Наступила тишина. Друсс боялся задать следующий вопрос. Он боялся узнать правду, потому что уже знал, почему Менур о них позаботился.
— Ты чувствовал себя виноватым.
— И это тоже, — тихо ответил Менур. — Но главное, я обещал это твоему отцу.
— Как вы могли? Это сломало нам жизнь. Это убило мать. А теперь, по иронии судьбы, погиб и Басал.
— Ваш отец убедил меня, что есть дела поважнее.
— Прежде чем ты просветишь меня и объяснишь, что было настолько важно, я хотел бы, чтобы ты честно ответил на один простой вопрос.
— Я постараюсь.
— Возможно ли, что мой отец вернулся в Линвеногр?
— Не знаю. Возможно. Есть такой шанс.
Ун-Ку
— Вы действительно хотите это знать? Зачем это вам?
— Ради этого я сюда и приехал.
— Но это бессмысленно.
— Почему? Ваша жизнь — захватывающее приключение. Это материал для нескольких книг.
— Журналистские бредни. Как будто книги имеют какое-то отношение к жизни.

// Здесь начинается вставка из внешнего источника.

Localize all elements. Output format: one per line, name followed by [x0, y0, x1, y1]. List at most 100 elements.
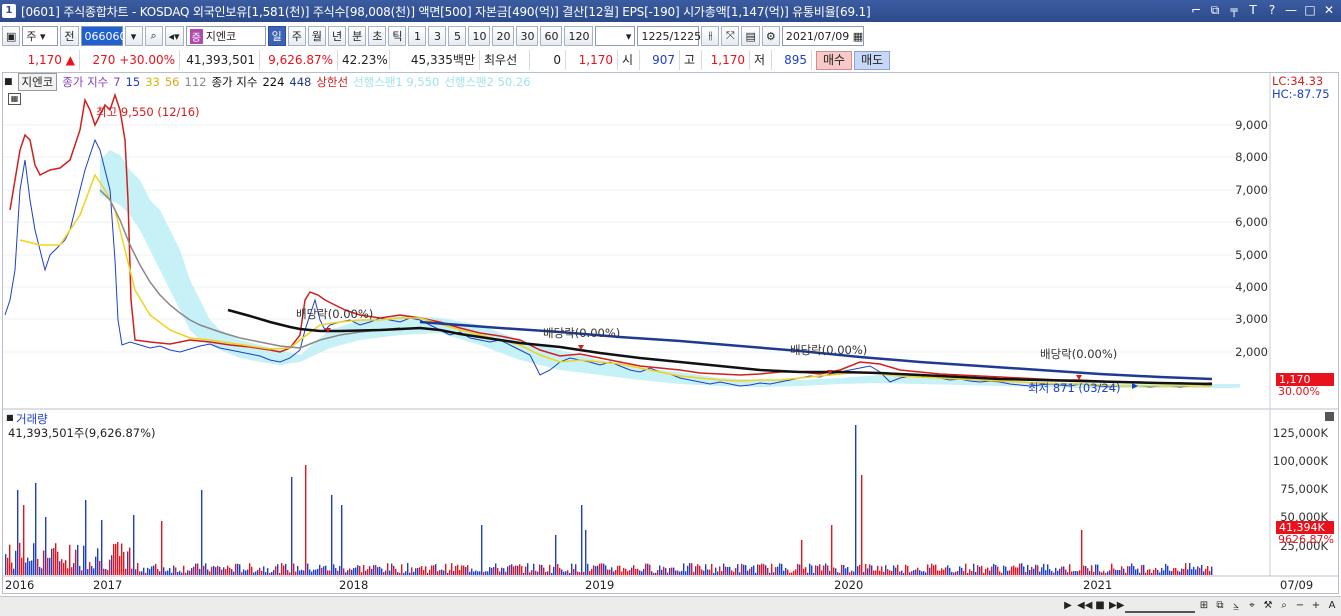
volume-bar [733, 571, 735, 575]
volume-bar [981, 565, 983, 575]
volume-bar [837, 572, 839, 575]
text-a-icon[interactable]: A [1325, 599, 1339, 613]
volume-bar [35, 483, 37, 575]
volume-bar [539, 564, 541, 575]
volume-bar [1209, 570, 1211, 575]
volume-bar [685, 571, 687, 575]
volume-bar [669, 568, 671, 575]
volume-bar [1023, 566, 1025, 575]
volume-bar [627, 571, 629, 575]
scroll-track[interactable] [1125, 599, 1195, 613]
volume-bar [1057, 570, 1059, 575]
volume-panel-marker: ■ [6, 413, 14, 422]
volume-bar [325, 565, 327, 575]
volume-bar [433, 565, 435, 575]
volume-bar [553, 566, 555, 575]
volume-bar [1179, 571, 1181, 575]
volume-bar [355, 567, 357, 575]
volume-bar [375, 565, 377, 575]
zoom-out-icon[interactable]: − [1293, 599, 1307, 613]
volume-bar [451, 563, 453, 575]
volume-bar [1051, 571, 1053, 575]
volume-bar [1031, 566, 1033, 575]
volume-bar [37, 558, 39, 575]
volume-bar [1037, 565, 1039, 575]
volume-bar [73, 563, 75, 575]
volume-bar [181, 572, 183, 575]
stop-icon[interactable]: ■ [1093, 599, 1107, 613]
volume-bar [655, 572, 657, 575]
price-yaxis-9000: 9,000 [1235, 118, 1268, 132]
volume-bar [1089, 571, 1091, 575]
volume-bar [21, 557, 23, 575]
volume-bar [411, 567, 413, 575]
volume-bar [917, 567, 919, 575]
zoom-region-icon[interactable]: ⊞ [1197, 599, 1211, 613]
volume-bar [447, 572, 449, 575]
volume-bar [637, 568, 639, 575]
volume-bar [933, 565, 935, 575]
volume-bar [17, 490, 19, 575]
zoom-in-icon[interactable]: + [1309, 599, 1323, 613]
volume-bar [515, 565, 517, 575]
volume-bar [1035, 564, 1037, 575]
volume-bar [253, 572, 255, 575]
volume-bar [735, 568, 737, 575]
volume-bar [1083, 565, 1085, 575]
volume-bar [103, 568, 105, 575]
volume-bar [677, 570, 679, 575]
volume-bar [111, 555, 113, 575]
layout-split-icon[interactable]: ⧉ [1213, 599, 1227, 613]
volume-bar [267, 568, 269, 575]
volume-bar [209, 571, 211, 575]
volume-bar [259, 567, 261, 575]
tool-icon[interactable]: ⚒ [1261, 599, 1275, 613]
volume-current-pct: 9626.87% [1278, 533, 1334, 546]
volume-bar [1001, 572, 1003, 575]
crosshair-icon[interactable]: ⌖ [1245, 599, 1259, 613]
volume-bar [437, 571, 439, 575]
volume-bar [605, 565, 607, 575]
volume-bar [521, 565, 523, 575]
volume-bar [201, 490, 203, 575]
volume-bar [475, 570, 477, 575]
volume-bar [413, 571, 415, 575]
volume-bar [19, 542, 21, 575]
volume-bar [1085, 566, 1087, 575]
volume-bar [1157, 569, 1159, 575]
volume-panel-close-icon[interactable] [1325, 412, 1334, 421]
volume-bar [7, 557, 9, 575]
volume-bar [825, 563, 827, 575]
volume-bar [999, 571, 1001, 575]
trend-icon[interactable]: ⦥ [1229, 599, 1243, 613]
volume-bar [577, 571, 579, 575]
volume-bar [587, 563, 589, 575]
volume-bar [151, 566, 153, 575]
volume-bar [9, 544, 11, 575]
volume-bar [471, 568, 473, 575]
volume-bar [757, 564, 759, 575]
play-icon[interactable]: ▶ [1061, 599, 1075, 613]
rewind-icon[interactable]: ◀◀ [1077, 599, 1092, 613]
volume-bar [401, 564, 403, 575]
volume-bar [85, 500, 87, 575]
volume-bar [537, 571, 539, 575]
vol-yaxis-100000: 100,000K [1272, 454, 1328, 468]
volume-bar [423, 569, 425, 575]
volume-bar [1095, 564, 1097, 575]
fast-forward-icon[interactable]: ▶▶ [1109, 599, 1124, 613]
volume-bar [297, 565, 299, 575]
volume-bar [269, 572, 271, 575]
volume-bar [765, 565, 767, 575]
volume-bar [743, 564, 745, 575]
volume-bar [177, 571, 179, 575]
volume-bar [255, 571, 257, 575]
volume-bar [395, 569, 397, 575]
search-zoom-icon[interactable]: ⌕ [1277, 599, 1291, 613]
volume-bar [1167, 565, 1169, 575]
volume-bar [1091, 565, 1093, 575]
volume-bar [613, 571, 615, 575]
volume-bar [569, 572, 571, 575]
volume-bar [393, 565, 395, 575]
volume-bar [643, 568, 645, 575]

— Забавно, что вы это говорите в своей библиотеке.
— Это всего лишь декорация, она не имеет никакого значения.
— И по вашему мнению, богатые родители и учеба в престижном университете вам тоже не помогли?
— Отнюдь.
— В чем же тогда секрет?
— Понятия не имею. Может быть, это везение. Или проклятие. Иногда их трудно отличить.
— Тогда почему же вы вместо того, чтобы сделать карьеру салонного дамского угодника, уехали в Африку?

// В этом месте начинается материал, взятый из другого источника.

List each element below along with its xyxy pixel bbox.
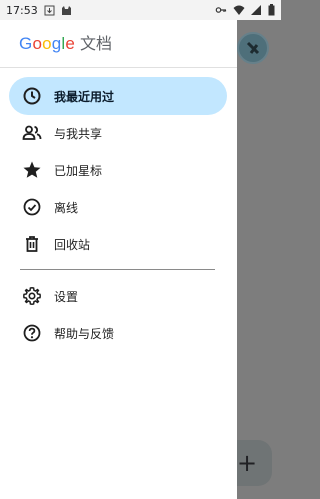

— Отчасти из-за долгов, но в большей степени из-за жажды приключений. Я был уверен, что отец разрешил бы мои финансовые проблемы в два счета, но мне хотелось чего-то иного. И когда наемные головорезы начали наступать мне на пятки, мой друг сделал мне заманчивое предложение.
— Фон Браун?
— Разумеется. У этого засранца был небольшой капитал и участок собственной земли в Центральной Африке, на которой располагался алмазный рудник. Проблема, однако, заключалась в том, что он не работал с тех пор, как кто-то перебил всех шахтеров. Так, между прочим, за этим кроется довольно забавная история. У отца фон Брауна было своеобразное чувство юмора. Он переписал на сына землю в Африке, но поставил при этом одно условие — новый владелец должен в течение года запустить шахту. Если ему это не удастся, то право собственности вернется к папаше. С тем же успехом он мог бы подписать своему сыну смертный приговор. Он хорошо знал, что там происходит.
— И что сделал молодой фон Браун?
— Как будто вы не знаете! Он нашел себе компаньона, который оказался настолько глуп, что отправился с ним в Африку.

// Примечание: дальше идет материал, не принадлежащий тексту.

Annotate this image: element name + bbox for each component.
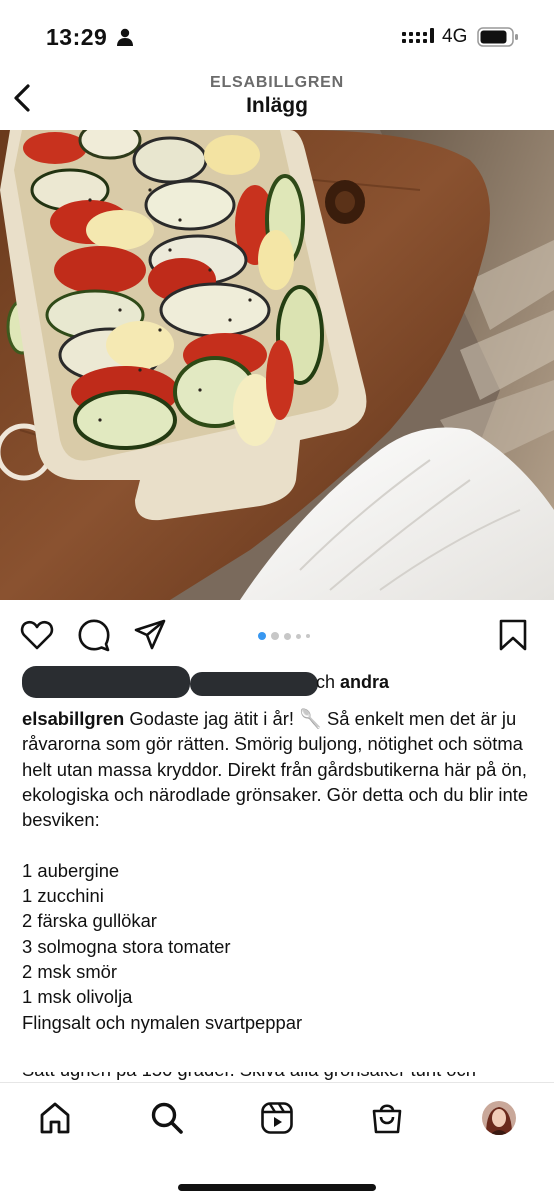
ingredient-list: 1 aubergine 1 zucchini 2 färska gullökar… <box>22 858 537 1035</box>
post-action-bar <box>0 606 554 662</box>
redacted-avatars <box>22 666 190 698</box>
list-item: 1 aubergine <box>22 859 120 881</box>
post-caption: elsabillgren Godaste jag ätit i år! 🥄 Så… <box>22 706 537 1035</box>
caption-paragraph: elsabillgren Godaste jag ätit i år! 🥄 Så… <box>22 706 537 832</box>
share-icon[interactable] <box>133 618 167 652</box>
battery-icon <box>477 27 518 47</box>
shop-icon[interactable] <box>370 1101 404 1135</box>
caption-spacer <box>22 832 537 857</box>
bookmark-icon[interactable] <box>496 618 530 652</box>
likes-text: ch andra <box>316 672 389 693</box>
profile-avatar[interactable] <box>482 1101 516 1135</box>
home-icon[interactable] <box>38 1101 72 1135</box>
reels-icon[interactable] <box>260 1101 294 1135</box>
comment-icon[interactable] <box>77 618 111 652</box>
signal-bars-icon <box>402 28 434 43</box>
nav-header: ELSABILLGREN Inlägg <box>0 68 554 130</box>
likes-suffix: ch <box>316 672 336 692</box>
header-username[interactable]: ELSABILLGREN <box>0 74 554 92</box>
carousel-dot <box>284 632 291 640</box>
likes-others[interactable]: andra <box>340 672 389 692</box>
list-item: 2 färska gullökar <box>22 910 157 932</box>
avatar-photo <box>482 1101 516 1135</box>
search-icon[interactable] <box>150 1101 184 1135</box>
status-time: 13:29 <box>46 24 108 50</box>
list-item: Flingsalt och nymalen svartpeppar <box>22 1011 303 1033</box>
carousel-dot <box>296 633 301 639</box>
list-item: 1 msk olivolja <box>22 986 133 1008</box>
carousel-dot <box>271 632 279 640</box>
likes-row[interactable]: ch andra <box>22 664 542 698</box>
caption-username[interactable]: elsabillgren <box>22 708 124 729</box>
caption-cutoff-line: Sätt ugnen på 150 grader. Skiva alla grö… <box>22 1072 537 1082</box>
home-indicator <box>178 1184 376 1191</box>
person-icon <box>117 28 133 46</box>
status-bar: 13:29 4G <box>0 0 554 68</box>
list-item: 2 msk smör <box>22 960 118 982</box>
carousel-dot <box>258 632 266 640</box>
list-item: 1 zucchini <box>22 885 104 907</box>
post-photo[interactable] <box>0 130 554 600</box>
carousel-dot <box>306 634 310 638</box>
page-title: Inlägg <box>246 94 308 117</box>
heart-icon[interactable] <box>20 618 54 652</box>
bottom-tab-bar <box>0 1082 554 1200</box>
list-item: 3 solmogna stora tomater <box>22 935 231 957</box>
redacted-username <box>190 672 318 696</box>
network-label: 4G <box>442 26 468 47</box>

— Но разве ему пришлось вас как-то особенно уговаривать?
— Идиотские решения — одна из привилегий молодости.
— Что произошло, когда вы оказались в Африке?
— Мы угодили в чан с дерьмом. Немилосердная жара, вездесущая грязь, назойливые насекомые и столь же назойливые и агрессивные племена, вооруженные ружьями и винтовками. Всё это было невыносимо. Я всегда проклинал отца за то, что с раннего детства он заставлял меня участвовать в охоте. Я ненавидел его за это, но благодаря этому научился довольно хорошо стрелять. Поверьте, в Африке это оказалось самым приятным занятием. Это единственное, что позволило мне пережить кошмар пребывания на этом дьявольском континенте. Тупые черномазые таились в кустах и думали, что никто не замечает их белозубые рыла. И вдруг сюрприз. Бах! И одним зубастым меньше. Бах! Еще один грызет землю. Ничто так не улучшало настроение.